Мне подумалось, что через мгновенье она произнесет нечто такое, что положит конец всем моим надеждам, и я сжался, ожидая этого приговора. Она медлила, тогда я шепотом попросил:
– Говори же, не томи душу.
– Добрый ты, вот какой, – так же, шепотом ответила она. – А я, – с горечью повысила голос, – не хочу пользоваться твоей добротой. Ты и так уж сколько потерял из-за меня. Где твои подготовительные курсы? Нет, нет, не могу я быть твоей обузой.
– Перестань! Что ты придумала?
– Кузя, ты не знаешь, не знаешь, что меня сегодня назвали… инвалидкой.
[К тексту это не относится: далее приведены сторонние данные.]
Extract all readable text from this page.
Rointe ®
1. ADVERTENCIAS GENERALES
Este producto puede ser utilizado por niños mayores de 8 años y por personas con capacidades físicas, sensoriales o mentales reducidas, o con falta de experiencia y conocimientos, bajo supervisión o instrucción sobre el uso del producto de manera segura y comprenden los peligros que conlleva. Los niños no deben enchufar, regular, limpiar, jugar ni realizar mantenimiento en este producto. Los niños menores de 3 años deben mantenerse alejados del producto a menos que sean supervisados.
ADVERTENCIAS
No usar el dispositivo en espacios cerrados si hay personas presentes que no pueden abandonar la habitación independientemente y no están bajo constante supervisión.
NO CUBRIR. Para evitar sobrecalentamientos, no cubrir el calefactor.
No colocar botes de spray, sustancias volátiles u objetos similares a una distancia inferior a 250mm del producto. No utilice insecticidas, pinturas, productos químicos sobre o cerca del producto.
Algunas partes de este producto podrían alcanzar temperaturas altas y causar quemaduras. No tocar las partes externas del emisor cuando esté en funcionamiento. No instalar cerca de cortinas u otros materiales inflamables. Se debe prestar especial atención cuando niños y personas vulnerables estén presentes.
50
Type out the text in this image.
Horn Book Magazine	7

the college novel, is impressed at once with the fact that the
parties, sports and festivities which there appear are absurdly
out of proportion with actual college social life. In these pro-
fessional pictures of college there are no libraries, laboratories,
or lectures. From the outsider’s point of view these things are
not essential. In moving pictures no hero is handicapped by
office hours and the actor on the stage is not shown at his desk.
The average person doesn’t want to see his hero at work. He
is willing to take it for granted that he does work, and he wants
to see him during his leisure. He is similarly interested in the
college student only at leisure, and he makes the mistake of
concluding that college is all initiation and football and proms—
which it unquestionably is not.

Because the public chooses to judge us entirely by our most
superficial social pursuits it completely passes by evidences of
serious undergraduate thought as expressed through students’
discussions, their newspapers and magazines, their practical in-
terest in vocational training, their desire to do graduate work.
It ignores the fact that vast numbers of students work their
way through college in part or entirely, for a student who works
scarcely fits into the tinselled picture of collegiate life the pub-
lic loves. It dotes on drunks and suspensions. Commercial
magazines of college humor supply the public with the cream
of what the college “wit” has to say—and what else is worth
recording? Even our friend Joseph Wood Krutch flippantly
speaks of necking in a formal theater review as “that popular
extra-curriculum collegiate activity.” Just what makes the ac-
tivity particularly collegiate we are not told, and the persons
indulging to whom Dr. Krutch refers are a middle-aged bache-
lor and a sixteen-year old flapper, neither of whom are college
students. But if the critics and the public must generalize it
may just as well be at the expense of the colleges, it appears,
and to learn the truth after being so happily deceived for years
Да, да. И работать мне пока не придется. Велели отдыхать. Понял теперь? Понял, что это зна…
– Понял! – перебил я ее. – Напугали тебя, и ты засовестилась. Люблю я тебя, какая есть. Вот и все! И не отдам тебя никому.
– Но, Кузя…
– Молчи! Я еще не все сказал. От тебя я и сейчас никуда не уеду.
– Не будешь учиться? – с тревогой взглянула мне в глаза.
– Буду. Попрошусь на заочное отделение. Олег, дружок мой, писал, что скоро набор будет.
– Заочно? – раздумчиво проговорила Таня. – Но то ли это?
– То, что нужно, Таня, – загорячился я. – Только бы приняли, а уж я… Не постараюсь, что ли? Будь же со мной, а, Таня? Там и баба Соня ждет. Ну?
– Нет, нет, Кузя, сейчас не могу, – опять беспокойно замотала она головой. – Сейчас хочу попросить тебя только об одном: если можешь, проводи меня в деревне к маме в сыроварню. Там я малость и отдохну. А ты тоже… своих увидишь. Я бы сегодня и собралась, Кузя.
Что я мог ответить?
Проводив Таню на ее квартиру, я долго еще бредил по улицам городка. А когда зашел в свою комнатушку, увидел встревоженную бабу Соню. Глазами спросила она, где Таня.
– Ее еще не выписали, – пряча от бабкиного взгляда глаза, ответил я.
– Бедная, бедная… А я-то старалась. Ты, Кузя, хоть пирожки отнеси ей.